The gifts of our mistakes

Kate Geck

A show of textiles exploring co-creation within emerging technological landscapes, where materialities of glitch, error and digital detritus sit alongside machine imagined imagery.


One room is filled with colourful hangings, echoing chaotic browsing histories and carrying the saturated psychological weight of unread or unreplied messages. The space is imagined as a flat temporality where cartoon nostalgia and future technological ruins sit alongside each other in an overwhelming permanent present. The internet lets everything be known now: with an abundance of info, it's our attention that becomes the precious commodity. With colour and texture this space materialises the sensation of being always on, of constantly fighting to organise your attention and decide what to know.


Despite what design tries to tell us, the digital is material, full of friction and actively extractive. Most of the web pages and app pages we are served are clean and clear with simple calls to action, their minimalism a tactic to control attention. In these textiles, technical mistakes and in-between moments are captured, stacked and immortalised creating unintended digital rhythms and unexpected surface frictions.


Another is filled with machine-imagined butterflies after a text-to image machine learning algorithm was asked to dream itself as a butterfly. These works speculate the nature of imagination and experience. Somewhere around 2300 years ago, the Daoist philosopher Zhuangzi wrote about awakening from a dream where he was a butterfly. When he woke, he was unsure if he was a human who had dreamt he was a butterfly, or a butterfly dreaming it was human.

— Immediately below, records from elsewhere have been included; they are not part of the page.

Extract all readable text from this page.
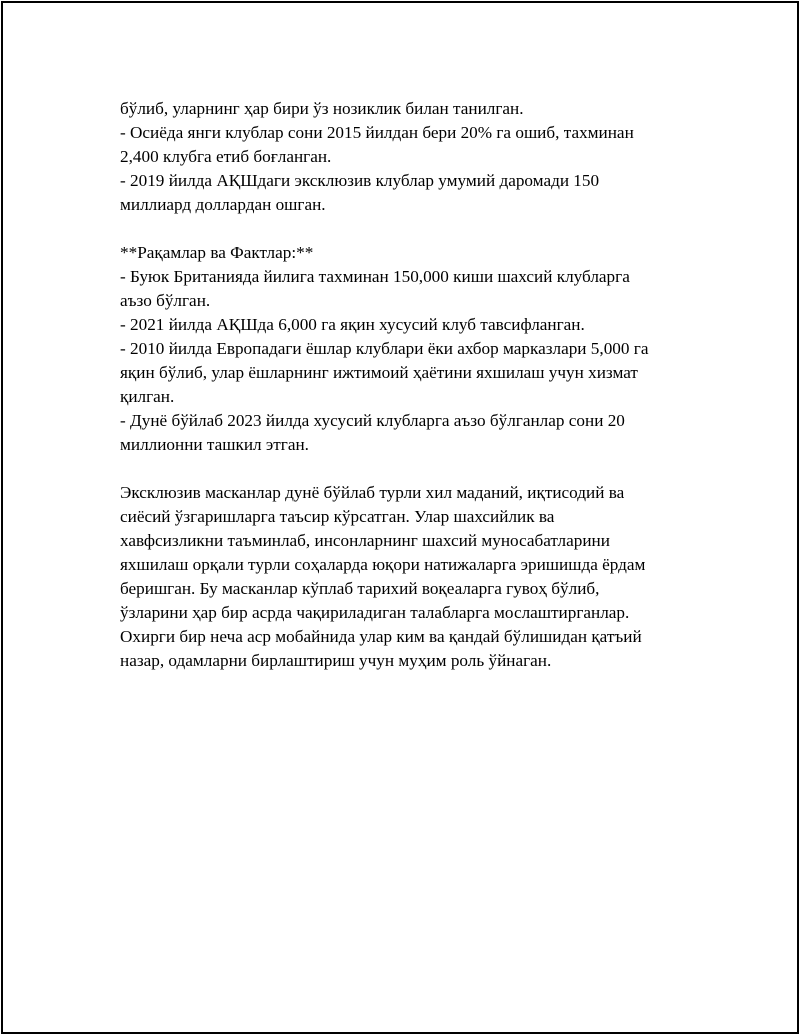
бўлиб, уларнинг ҳар бири ўз нозиклик билан танилган.
- Осиёда янги клублар сони 2015 йилдан бери 20% га ошиб, тахминан
2,400 клубга етиб боғланган.
- 2019 йилда АҚШдаги эксклюзив клублар умумий даромади 150
миллиард доллардан ошган.
**Рақамлар ва Фактлар:**
- Буюк Британияда йилига тахминан 150,000 киши шахсий клубларга
аъзо бўлган.
- 2021 йилда АҚШда 6,000 га яқин хусусий клуб тавсифланган.
- 2010 йилда Европадаги ёшлар клублари ёки ахбор марказлари 5,000 га
яқин бўлиб, улар ёшларнинг ижтимоий ҳаётини яхшилаш учун хизмат
қилган.
- Дунё бўйлаб 2023 йилда хусусий клубларга аъзо бўлганлар сони 20
миллионни ташкил этган.
Эксклюзив масканлар дунё бўйлаб турли хил маданий, иқтисодий ва
сиёсий ўзгаришларга таъсир кўрсатган. Улар шахсийлик ва
хавфсизликни таъминлаб, инсонларнинг шахсий муносабатларини
яхшилаш орқали турли соҳаларда юқори натижаларга эришишда ёрдам
беришган. Бу масканлар кўплаб тарихий воқеаларга гувоҳ бўлиб,
ўзларини ҳар бир асрда чақириладиган талабларга мослаштирганлар.
Охирги бир неча аср мобайнида улар ким ва қандай бўлишидан қатъий
назар, одамларни бирлаштириш учун муҳим роль ўйнаган.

His story brings into question the nature of sensory experience and the effects of imagination. It unfolds 'models of mind' - imagining how other things might feel, as well as 'umwelts' - the edges or gamuts of sensory experience that an organism can have. Will a machine intelligence be able to imagine how other organisms feel? And what kinds of worlds will machine intelligences sense? Will these things give rise to machine experiences - different to our own, but still happening: feeling real and producing effects in the world.


A lot of the metaphors we use to understand machine intelligence draw from extraction and control, positioning the AI itself as a resource to be extracted and controlled. We talk about 'oceans of data' to be 'mined, and 'AI arms races' with winners and losers. What happens if we think about machine intelligence through more relational metaphors - ones centred on more even exchange, and eventually perhaps even on mutualism?

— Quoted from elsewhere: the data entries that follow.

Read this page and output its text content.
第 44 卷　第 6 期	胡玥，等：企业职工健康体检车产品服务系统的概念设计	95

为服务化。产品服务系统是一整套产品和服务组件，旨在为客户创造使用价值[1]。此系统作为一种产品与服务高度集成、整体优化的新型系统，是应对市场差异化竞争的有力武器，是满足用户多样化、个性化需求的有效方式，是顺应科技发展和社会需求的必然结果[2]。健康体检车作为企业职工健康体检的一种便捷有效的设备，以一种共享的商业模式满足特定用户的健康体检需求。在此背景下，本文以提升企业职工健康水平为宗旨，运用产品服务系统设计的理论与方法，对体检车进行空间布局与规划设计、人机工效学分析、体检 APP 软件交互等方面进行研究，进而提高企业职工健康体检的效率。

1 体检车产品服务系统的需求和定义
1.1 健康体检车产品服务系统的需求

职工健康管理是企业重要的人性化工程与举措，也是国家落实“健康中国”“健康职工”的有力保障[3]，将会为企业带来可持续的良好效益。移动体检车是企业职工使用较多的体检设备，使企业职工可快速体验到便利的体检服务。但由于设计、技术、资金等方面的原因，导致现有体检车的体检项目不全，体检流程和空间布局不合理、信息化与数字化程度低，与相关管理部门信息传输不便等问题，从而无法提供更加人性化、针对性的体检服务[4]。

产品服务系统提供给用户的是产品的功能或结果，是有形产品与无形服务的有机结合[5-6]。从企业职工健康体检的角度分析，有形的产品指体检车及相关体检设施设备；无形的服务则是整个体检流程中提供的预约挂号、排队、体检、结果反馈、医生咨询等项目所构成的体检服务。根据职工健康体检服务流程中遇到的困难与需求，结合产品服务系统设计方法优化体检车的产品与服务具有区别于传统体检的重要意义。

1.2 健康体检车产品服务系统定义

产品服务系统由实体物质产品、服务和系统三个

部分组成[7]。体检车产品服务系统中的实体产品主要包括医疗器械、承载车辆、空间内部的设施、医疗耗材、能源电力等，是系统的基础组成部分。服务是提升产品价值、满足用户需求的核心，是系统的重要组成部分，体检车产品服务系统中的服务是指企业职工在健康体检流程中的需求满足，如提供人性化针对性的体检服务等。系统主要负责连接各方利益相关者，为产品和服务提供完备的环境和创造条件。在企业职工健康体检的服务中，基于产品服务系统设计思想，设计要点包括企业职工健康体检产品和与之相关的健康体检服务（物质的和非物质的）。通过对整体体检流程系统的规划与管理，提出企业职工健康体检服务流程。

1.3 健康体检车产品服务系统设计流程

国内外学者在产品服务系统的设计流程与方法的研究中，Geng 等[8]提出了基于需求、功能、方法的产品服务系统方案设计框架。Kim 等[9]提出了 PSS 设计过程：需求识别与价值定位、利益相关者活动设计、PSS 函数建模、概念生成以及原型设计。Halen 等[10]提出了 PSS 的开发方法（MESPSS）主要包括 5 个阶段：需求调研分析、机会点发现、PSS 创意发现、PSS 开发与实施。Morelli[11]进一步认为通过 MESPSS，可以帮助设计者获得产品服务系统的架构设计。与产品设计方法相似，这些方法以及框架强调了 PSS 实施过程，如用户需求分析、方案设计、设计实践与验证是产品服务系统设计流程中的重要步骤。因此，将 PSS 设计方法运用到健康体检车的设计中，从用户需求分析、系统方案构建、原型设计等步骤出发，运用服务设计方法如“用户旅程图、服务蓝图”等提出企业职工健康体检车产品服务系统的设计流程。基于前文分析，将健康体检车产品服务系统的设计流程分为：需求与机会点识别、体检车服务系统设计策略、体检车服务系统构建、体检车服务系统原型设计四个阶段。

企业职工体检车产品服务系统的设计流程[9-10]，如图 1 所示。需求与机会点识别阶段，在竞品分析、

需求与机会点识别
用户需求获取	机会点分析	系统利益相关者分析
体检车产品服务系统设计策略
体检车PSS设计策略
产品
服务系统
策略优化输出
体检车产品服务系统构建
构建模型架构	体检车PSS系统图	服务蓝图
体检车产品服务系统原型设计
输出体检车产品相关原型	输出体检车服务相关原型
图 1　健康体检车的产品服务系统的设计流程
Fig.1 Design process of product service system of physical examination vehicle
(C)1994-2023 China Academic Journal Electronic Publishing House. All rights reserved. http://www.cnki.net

These embroidered textiles were made in collaboration with generative adversarial networks, a machine learning model that learns from datasets in order to generate its own images. The model was trained on 100 hand drawings of Australian fungi that I made. It then imagined its own versions of these, which I translated into embroidery designs to stitch onto cotton. This cotton is printed with abstract machine imagined fungal textures. I have come to understand this co-creative process as mycorrhizal - human and machine intelligence work together to produce the creative work.

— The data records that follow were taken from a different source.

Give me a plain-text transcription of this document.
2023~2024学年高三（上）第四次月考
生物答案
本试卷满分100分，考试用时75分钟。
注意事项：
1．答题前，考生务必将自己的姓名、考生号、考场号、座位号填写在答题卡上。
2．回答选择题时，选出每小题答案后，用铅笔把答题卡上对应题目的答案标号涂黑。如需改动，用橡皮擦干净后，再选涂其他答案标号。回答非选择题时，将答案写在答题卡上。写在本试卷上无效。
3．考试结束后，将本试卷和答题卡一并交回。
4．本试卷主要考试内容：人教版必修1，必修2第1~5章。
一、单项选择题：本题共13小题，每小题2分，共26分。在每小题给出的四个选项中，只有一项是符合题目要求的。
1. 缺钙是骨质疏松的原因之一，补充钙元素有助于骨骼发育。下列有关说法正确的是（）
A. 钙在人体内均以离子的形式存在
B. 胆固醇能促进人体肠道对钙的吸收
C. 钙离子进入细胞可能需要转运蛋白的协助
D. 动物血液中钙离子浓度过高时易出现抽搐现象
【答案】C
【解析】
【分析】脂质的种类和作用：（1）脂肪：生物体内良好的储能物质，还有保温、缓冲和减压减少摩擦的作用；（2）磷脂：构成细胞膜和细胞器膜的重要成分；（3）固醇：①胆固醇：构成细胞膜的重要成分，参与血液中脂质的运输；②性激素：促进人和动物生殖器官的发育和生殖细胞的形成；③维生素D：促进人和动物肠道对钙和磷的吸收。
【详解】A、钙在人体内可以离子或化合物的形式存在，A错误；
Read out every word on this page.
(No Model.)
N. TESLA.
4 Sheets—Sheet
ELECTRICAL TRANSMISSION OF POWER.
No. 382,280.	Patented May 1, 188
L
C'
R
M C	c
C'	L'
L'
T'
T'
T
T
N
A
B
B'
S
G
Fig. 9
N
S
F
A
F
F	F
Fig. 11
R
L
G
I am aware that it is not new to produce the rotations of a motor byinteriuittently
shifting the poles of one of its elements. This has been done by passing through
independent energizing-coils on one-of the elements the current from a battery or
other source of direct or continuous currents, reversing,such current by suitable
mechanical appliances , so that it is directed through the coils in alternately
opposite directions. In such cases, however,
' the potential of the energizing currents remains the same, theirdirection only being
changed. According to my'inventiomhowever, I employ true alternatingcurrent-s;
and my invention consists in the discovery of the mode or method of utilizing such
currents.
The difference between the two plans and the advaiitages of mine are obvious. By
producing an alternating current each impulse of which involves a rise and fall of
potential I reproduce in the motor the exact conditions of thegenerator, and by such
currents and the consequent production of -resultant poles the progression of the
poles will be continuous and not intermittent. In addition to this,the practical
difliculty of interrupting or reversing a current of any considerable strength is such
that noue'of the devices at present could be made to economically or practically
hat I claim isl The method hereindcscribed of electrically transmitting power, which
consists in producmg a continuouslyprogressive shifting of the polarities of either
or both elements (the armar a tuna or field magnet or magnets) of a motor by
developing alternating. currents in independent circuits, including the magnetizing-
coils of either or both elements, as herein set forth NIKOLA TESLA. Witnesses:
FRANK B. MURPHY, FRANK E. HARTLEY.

A mycorrhizal structure is relational, involving collaborative sharing and the moving of resources between plant and fungus. The fungal hyphae and plant roots work closely to exchange nutrients, sometimes even interpenetrating each other and becoming impossible to untangle.

If we think about the exchanges between human and machine intelligences in a mycorrhizal way, we come to see that they are entirely entangled: machine decisions are based on human datasets, these decisions affect human lives and in turn change the datasets we produce. A relational metaphor like the mycorrhiza foregrounds interconnectedness and exchange, holding space for speculative futures in which machine intelligences might ethically require more mutualistic relationships with humans to emerge.


The last collection of work asks different ML models to imagine the emergence of the universe from stardust, and to write and record a guided meditation on the nature of interconnectedness. This meditation plays thru your phone via your web browser. Through readily accessible free technologies, machine intelligences can give a pretty convincing semblance of understanding the poetic vastness of the universe. While it is novel and a little off-kilter at present, I am curious what happens when machine intelligence actually begins to locate this understanding with some reference to 'self'.